К старшим товарищам, большим мастерам в искусстве, он относился с уважением и даже почтением.
Заговорит, бывало, Суриков – Иван Петрович насторожится, вытянется на полстола и не проронит ни одного слова, а потом говорит:
– Видишь, как выходит? Говорили все много, а позабылось, кто и что говорил, а слово Василия Ивановича мы все помним, потому что слово, как вера, без дел мертво есть, у Сурикова же за словом целая гора дел навалена. Вот ему и веришь, потому у него дела верные.
Однажды на собрании шел жаркий спор о различных направлениях в искусстве; одни ратовали за идею, другие противопоставляли ей форму, и, как всегда в этих спорах, никто никому ничего не мог доказать и никто никого не мог убедить.
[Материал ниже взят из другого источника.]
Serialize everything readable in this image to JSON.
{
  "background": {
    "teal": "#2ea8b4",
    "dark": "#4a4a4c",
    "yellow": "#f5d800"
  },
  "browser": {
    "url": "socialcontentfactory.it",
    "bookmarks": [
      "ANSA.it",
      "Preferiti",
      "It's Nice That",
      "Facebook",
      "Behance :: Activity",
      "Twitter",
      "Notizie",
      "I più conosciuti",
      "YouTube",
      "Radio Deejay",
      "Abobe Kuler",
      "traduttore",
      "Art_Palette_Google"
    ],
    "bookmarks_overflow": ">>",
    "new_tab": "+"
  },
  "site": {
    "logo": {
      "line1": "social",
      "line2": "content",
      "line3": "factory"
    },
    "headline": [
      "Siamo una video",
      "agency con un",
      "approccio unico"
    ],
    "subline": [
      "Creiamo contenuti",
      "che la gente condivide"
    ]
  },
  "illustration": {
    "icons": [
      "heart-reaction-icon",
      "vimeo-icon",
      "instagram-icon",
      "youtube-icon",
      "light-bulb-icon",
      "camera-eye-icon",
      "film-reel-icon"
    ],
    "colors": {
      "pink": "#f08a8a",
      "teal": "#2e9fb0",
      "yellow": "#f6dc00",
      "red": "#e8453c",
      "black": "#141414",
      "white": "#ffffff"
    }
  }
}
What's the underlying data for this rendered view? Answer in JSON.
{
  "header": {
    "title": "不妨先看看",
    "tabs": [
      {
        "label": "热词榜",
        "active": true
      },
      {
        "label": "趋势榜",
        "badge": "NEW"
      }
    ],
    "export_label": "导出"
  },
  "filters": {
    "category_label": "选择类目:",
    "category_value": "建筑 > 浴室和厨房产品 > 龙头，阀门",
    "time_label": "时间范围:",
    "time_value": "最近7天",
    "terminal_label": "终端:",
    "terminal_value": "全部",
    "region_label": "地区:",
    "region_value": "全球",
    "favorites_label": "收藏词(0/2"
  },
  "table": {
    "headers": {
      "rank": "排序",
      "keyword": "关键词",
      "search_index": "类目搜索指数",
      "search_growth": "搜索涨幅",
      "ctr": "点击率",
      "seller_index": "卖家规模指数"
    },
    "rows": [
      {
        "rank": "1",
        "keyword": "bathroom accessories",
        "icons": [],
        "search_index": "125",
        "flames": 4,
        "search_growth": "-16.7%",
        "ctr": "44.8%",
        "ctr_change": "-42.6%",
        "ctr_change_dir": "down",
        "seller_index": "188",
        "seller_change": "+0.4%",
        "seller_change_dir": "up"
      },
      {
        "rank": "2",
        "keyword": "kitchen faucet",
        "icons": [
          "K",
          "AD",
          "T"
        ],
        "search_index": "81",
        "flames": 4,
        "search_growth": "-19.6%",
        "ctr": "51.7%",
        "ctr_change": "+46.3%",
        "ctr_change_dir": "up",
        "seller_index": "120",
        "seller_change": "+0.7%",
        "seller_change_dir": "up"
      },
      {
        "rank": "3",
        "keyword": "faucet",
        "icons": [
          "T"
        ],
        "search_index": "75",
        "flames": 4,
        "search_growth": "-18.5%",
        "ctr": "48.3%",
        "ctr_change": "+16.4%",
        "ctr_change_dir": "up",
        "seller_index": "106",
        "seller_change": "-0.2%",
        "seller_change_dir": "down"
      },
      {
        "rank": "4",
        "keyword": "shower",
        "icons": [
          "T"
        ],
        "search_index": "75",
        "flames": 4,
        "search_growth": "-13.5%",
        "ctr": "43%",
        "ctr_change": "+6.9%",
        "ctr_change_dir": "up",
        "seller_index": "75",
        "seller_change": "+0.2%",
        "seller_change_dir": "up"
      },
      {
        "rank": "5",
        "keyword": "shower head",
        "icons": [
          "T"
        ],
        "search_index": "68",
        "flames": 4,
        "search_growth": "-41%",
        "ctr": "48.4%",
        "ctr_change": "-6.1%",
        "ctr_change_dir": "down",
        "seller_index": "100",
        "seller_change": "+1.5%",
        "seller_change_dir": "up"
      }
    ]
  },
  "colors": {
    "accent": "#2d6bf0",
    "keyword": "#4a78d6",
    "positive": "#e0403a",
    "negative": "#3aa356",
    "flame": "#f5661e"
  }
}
Богданов хмурился, вставал с места, подходил вплотную к говорившим и прислушивался одним ухом, запоминая каждое слово из разговора. Потом заговорил со мной:
– Знаешь что? Приходи-ка завтра ко мне непременно; я хочу показать тебе, что я надумал писать, да поговорим и о сегодняшнем вечере; эти разговоры переварить надо, чтоб от них была польза.